XR demande la création d’une assemblée citoyenne pour décider des mesures nécessaires à la transition écologique. Mais pas le « jus de chaussettes » qui a été organisé par le gouvernement à l’occasion de la Convention citoyenne sur le climat. Alors que le site du gouvernement annonce 75 mesures déjà mises en oeuvre, les membres de la convention, dépités d’avoir été instrumentalisés, ont des chiffres bien différents : ils ne recensent que 13 propositions réellement appliquées, selon leur site #Sansfiltre

La désobéissance civile comme alternative

Les rebelles vont au-delà de la légalité. Leurs actions se discutent entre militant·es, organisées via des messageries codées. XR s’engage à rester non-violent, afin de garder le statut de « victime » dans l’hypothèse où un‧e rebelle finirait devant un juge, mais surtout pour rester crédible. Chez elleux, « on s’engage avec ses tripes » confie Figolu. 

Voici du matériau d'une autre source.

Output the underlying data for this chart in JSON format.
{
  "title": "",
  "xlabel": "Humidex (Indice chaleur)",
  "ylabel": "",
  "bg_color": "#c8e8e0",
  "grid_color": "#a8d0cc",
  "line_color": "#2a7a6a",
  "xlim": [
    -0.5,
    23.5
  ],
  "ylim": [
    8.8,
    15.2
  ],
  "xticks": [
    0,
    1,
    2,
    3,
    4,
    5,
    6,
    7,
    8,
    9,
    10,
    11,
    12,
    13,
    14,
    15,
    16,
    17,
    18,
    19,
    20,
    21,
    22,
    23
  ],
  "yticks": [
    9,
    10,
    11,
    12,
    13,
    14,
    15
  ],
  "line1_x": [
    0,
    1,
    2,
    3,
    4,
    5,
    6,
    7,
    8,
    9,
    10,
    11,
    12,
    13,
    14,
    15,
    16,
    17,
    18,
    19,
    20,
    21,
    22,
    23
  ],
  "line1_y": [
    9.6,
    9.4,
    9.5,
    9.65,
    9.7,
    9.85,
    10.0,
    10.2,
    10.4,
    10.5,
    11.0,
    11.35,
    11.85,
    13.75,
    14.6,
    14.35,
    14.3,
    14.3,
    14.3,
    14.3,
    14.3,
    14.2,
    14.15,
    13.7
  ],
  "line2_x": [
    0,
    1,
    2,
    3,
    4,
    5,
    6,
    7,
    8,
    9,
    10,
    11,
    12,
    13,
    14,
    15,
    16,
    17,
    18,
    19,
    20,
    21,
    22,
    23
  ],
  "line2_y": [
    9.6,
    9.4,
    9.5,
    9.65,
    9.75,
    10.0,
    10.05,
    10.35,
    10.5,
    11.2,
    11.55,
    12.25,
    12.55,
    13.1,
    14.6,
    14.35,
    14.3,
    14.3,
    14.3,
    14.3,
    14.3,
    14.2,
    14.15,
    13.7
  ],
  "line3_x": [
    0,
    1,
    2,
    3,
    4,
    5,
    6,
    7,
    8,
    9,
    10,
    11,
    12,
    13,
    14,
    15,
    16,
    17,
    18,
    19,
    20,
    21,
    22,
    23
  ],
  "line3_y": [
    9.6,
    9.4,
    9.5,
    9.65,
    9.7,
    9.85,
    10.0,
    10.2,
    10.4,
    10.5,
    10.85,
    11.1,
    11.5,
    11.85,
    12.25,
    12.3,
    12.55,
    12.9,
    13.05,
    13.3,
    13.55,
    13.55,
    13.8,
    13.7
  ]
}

Décrocher des portraits de Macron, dégonfler les pneus des SUV en ville, boucher les serrures des magasins la veille du Black Friday, peindre des vitrines avec de la craie et de l’eau pour les rendre opaques…  Autant d’actions symboliques avec pour but de sensibiliser les citoyen·nes et d’attirer l’attention des médias. 

« Quand j’étais petit, je rêvais d’être maire ou député… Maintenant je me rends bien compte que ce n’est pas comme ça qu’on peut changer les choses » conclut Serge en reposant sa bière. Même si XR a du mal à recruter de nouveaux membres à Bordeaux, les activistes présent·es ne se démotivent pas : « plus chauds, plus chauds … plus chauds que le climat ! ».